Il motivo di interesse del Comte Ory proposto a Dortmund qualche settimana fa era il debutto di Jessica Pratt nel ruolo della Contessa Adele; l’ascolto radiofonico, purtroppo, ha confermato che tale debutto era, effettivamente, l’unico motivo di interesse di un’esecuzione spenta e poco ispirata del gioiello rossiniano.
La responsabilità maggiore è chiaramente imputabile al direttore Giacomo Sagripanti che, pur alla testa di un’orchestra che sa il fatto suo e di un coro di buon livello (WDR Rundfunkchor Köln e
WDR Funkhausorchester Köln), non ha fatto altro se non ammantare di grigiore una partitura di qualità musicale straordinaria: tutto uguale, indifferenziato, smorto, privo di brio e di poesia e, come se non bastasse, scelte di tempi molto spesso insensate con rallentamenti e accelerazioni esasperati. In seconda battuta, la responsabilità del pessimo esito spetta al cast assai mediocre raccolto per l’occasione: pessimo il governatore di Oleg Tsybulko, giovane scoperta pesarese dalla voce ingolata e già vecchia, insipido l’Isolier di Jana Kurucová, soprano corto che non fa grandi danni ma non dice neanche nulla, fuori luogo il Rimbaud di Roberto de Candia, parlante più che mai; infine, i comprimari di Stella Grigorian (Ragonde), Monika Rydz (Alice) e Gheorghe Vlad (Coryphée) che non spiccavano certo positivamente.
La prestazione di Lawrence Brownlee nei panni del Conte lascia quantomeno interdetti. Brownlee, ormai considerato tra gli “specialisti” odierni del repertorio belcantista, regala un’imitazione pressoché sistematica del suo modello, Juan Diego Florez (l’Ory per eccellenza degli anni 2000), di cui copia non solo le variazioni, ma anche il modo di fraseggiare. La voce microbica, il belato caprino, la pronuncia francese imperfetta e la mancanza di eleganza vanificano presto l’illusione: avere le note, padroneggiare discretamente la coloratura e possedere (grazie al cielo!) più brio di Florez non bastano, infatti, a renderlo un’interprete credibile. Bisognerebbe poi tornare sulla prassi antistorica di affidare il ruolo di Ory, un ruolo Nourrit, a tenorini leggeri, svolazzanti e, soprattuto, impossibilitati per tecnica e natura a uscire dall’alveo del canto di mezzo carattere (Florez in testa), ma non è questa la sede opportuna.

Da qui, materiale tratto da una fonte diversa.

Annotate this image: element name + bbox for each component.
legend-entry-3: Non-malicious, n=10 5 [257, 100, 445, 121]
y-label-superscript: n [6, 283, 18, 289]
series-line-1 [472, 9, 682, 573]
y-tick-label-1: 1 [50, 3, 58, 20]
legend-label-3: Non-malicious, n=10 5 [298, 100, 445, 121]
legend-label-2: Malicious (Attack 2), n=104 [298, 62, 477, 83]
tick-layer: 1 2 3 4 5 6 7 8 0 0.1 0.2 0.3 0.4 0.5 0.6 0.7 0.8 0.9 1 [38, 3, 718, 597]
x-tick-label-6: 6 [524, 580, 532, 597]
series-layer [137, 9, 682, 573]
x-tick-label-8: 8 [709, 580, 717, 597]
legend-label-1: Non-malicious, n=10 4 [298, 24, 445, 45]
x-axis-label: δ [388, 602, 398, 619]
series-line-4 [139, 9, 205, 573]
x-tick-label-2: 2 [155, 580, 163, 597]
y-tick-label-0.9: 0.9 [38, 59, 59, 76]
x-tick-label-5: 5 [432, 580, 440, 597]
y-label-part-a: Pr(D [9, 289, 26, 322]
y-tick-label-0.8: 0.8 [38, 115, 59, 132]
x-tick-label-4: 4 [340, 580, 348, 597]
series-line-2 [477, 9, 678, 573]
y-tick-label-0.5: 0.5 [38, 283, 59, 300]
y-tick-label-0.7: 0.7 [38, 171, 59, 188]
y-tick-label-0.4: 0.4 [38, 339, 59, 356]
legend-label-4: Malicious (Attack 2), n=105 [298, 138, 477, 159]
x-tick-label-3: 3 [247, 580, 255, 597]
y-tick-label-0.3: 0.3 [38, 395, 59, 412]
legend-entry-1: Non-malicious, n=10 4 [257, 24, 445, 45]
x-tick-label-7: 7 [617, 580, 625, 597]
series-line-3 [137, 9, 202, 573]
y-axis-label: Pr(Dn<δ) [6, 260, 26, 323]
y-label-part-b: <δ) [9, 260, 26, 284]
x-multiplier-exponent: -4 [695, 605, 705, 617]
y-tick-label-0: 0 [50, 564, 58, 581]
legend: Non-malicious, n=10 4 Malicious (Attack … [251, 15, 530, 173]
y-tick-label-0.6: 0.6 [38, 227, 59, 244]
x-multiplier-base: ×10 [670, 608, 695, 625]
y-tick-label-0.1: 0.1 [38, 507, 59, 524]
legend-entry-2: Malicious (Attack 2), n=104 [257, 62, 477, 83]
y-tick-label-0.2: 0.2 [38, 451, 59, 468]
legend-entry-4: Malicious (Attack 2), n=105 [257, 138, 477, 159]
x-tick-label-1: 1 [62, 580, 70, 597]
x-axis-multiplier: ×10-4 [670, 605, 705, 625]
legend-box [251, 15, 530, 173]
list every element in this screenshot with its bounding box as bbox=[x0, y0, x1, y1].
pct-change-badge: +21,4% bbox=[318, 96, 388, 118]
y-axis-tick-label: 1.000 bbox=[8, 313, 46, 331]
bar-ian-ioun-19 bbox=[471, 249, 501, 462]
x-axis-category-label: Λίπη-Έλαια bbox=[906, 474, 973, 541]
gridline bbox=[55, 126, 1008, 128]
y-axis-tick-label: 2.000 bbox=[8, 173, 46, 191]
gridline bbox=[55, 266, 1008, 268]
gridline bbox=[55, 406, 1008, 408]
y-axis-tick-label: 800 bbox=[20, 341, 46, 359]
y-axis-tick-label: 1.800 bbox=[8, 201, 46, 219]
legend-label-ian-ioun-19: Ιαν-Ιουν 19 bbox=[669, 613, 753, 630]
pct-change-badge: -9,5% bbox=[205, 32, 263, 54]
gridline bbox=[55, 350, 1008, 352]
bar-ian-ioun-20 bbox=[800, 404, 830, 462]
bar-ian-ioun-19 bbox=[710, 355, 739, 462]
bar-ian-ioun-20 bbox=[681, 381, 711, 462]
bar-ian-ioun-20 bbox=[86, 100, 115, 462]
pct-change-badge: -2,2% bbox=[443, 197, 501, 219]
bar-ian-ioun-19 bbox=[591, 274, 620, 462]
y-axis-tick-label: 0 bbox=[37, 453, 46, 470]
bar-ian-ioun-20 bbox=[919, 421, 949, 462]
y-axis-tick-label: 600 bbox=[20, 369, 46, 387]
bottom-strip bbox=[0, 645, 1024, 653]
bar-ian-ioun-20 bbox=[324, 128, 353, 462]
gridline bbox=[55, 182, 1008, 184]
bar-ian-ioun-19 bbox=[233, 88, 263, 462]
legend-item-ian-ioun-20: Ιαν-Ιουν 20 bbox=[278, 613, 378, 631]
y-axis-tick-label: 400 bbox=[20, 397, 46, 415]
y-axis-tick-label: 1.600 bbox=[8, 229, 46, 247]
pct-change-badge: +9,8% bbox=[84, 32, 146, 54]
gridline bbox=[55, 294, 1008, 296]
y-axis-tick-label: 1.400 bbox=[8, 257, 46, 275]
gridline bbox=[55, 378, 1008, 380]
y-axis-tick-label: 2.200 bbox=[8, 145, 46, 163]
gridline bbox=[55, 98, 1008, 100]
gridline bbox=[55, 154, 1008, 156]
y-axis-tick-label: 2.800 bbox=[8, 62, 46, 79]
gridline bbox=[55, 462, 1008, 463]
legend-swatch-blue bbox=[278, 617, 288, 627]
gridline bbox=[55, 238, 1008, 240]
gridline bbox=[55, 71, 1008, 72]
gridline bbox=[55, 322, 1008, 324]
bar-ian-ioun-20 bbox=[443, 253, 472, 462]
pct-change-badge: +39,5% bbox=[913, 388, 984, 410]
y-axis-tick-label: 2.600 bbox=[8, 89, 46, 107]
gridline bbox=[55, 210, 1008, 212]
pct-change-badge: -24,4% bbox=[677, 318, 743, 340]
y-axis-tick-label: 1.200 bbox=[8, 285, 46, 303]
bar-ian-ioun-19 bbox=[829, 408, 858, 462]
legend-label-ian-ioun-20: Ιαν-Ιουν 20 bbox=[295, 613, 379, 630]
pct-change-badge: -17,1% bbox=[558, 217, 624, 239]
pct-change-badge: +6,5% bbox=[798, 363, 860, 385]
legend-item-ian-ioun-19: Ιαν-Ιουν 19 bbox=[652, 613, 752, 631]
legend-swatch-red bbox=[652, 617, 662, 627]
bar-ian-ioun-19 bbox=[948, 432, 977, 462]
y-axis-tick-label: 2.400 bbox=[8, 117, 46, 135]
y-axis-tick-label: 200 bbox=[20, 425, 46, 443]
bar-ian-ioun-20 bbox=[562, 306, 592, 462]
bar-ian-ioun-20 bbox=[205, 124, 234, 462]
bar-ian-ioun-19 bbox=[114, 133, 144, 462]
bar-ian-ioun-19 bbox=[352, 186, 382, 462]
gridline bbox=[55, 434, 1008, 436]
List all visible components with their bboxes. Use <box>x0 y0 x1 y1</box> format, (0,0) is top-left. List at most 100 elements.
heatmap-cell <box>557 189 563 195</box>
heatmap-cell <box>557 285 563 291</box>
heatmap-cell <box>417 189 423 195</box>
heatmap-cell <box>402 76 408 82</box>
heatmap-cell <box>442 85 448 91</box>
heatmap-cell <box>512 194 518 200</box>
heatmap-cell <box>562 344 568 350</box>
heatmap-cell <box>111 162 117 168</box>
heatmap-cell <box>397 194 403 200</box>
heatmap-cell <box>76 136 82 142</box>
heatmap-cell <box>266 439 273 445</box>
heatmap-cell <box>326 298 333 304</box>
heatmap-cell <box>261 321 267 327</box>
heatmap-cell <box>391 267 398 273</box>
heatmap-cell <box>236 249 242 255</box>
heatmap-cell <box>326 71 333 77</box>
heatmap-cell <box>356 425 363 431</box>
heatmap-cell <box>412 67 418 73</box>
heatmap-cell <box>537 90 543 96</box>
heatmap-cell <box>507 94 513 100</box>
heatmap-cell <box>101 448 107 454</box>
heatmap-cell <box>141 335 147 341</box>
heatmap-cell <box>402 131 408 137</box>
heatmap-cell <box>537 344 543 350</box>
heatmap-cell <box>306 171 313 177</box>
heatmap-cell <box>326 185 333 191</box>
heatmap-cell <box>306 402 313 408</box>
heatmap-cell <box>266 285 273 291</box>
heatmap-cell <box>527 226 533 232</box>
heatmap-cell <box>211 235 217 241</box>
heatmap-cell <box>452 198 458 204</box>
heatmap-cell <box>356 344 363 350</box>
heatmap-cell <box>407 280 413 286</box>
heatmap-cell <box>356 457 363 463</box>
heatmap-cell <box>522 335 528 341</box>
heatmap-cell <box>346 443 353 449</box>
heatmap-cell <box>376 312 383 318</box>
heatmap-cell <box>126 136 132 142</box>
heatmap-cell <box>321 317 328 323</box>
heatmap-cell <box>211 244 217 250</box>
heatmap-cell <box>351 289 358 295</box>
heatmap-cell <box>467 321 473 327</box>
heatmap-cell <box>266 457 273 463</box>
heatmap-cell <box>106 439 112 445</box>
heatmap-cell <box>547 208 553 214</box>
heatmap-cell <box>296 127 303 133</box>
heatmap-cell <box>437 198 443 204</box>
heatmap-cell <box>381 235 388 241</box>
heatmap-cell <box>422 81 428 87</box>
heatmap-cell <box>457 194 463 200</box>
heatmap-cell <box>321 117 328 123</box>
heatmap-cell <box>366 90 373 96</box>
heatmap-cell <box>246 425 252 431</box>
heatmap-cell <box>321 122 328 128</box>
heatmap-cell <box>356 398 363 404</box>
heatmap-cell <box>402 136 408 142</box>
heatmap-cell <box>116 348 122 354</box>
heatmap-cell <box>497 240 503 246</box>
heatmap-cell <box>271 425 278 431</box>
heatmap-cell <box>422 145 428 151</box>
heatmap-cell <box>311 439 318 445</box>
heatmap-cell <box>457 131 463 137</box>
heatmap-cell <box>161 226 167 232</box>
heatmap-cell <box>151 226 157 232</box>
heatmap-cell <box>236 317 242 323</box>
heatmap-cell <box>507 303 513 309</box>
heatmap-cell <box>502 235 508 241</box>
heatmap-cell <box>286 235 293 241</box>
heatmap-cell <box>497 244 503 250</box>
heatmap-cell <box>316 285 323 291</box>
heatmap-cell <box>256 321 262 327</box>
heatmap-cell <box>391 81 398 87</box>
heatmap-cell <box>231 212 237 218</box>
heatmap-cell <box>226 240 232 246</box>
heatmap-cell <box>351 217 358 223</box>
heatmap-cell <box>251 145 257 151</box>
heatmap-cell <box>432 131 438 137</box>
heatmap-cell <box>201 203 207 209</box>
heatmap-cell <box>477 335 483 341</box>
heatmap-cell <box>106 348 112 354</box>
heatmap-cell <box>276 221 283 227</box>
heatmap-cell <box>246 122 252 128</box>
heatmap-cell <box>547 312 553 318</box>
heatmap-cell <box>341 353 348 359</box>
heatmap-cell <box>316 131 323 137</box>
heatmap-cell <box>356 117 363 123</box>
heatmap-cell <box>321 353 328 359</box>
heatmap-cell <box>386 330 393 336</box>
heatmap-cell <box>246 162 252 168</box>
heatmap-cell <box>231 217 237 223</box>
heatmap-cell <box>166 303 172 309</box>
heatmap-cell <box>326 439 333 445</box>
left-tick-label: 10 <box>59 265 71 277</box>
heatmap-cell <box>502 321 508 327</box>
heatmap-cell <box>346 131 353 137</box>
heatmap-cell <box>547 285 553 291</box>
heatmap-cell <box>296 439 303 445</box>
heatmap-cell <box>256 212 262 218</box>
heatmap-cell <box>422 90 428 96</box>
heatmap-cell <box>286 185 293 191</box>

Veniamo, dunque, al debutto di Jessica Pratt, la quale ci regala – almeno lei! – una prestazione assolutamente positiva. Fin dalla grande aria di sortita la Pratt ha dimostrato di essere tra le pochissime cantanti odierne a sapere come si canta Rossini: la voce è ben impostata, il legato e le dinamiche ci sono, l’impeto e il virtuosismo anche. En proie à la tristesse è stata eseguita con grande attenzione a caratterizzare i dispiaceri della Contessa senza scadere nell’eccesso; nella successiva cabaletta le cose sono filate ottimamente (coloratura sgranata, precisione d’esecuzione, mordente) fino alla seconda parte della ripresa, laddove la cantante è stata letteralmente affossata dal direttore che ha scelto un tempo dissennatamente rapido compromettendo l’esecuzione precisa e corretta della coloratura che alcuni sopracuti di splendida fattura non bastano a far dimenticare. Un consiglio alla Pratt: in alcuni casi è bene dire di no, specie se il direttore ha intenzione di trasformare in farsaccia una delle più belle arie di Rossini e se si è messo in testa di tenere un tempo che avrebbe creato problemi alla stessa Sills. La prova della cantante australiana è andata in crescendo e, finalmente, ci è stato dato ascoltare un’Adele realmente ben cantata in tutta l’opera, lontana anni luce dalle scarse soubrette che da troppi anni hanno monopolizzato un ruolo che è agli antipodi da tale vocalità (come del resto lo è, in generale, la musica rossiniana). Mi auguro che la Pratt abbia modo di affrontare il ruolo in altre occasioni per poterne approfondire il lato interpretativo (specie sul versante comico) con un direttore capace che le dia modo di cantare senza troppe preoccupazioni.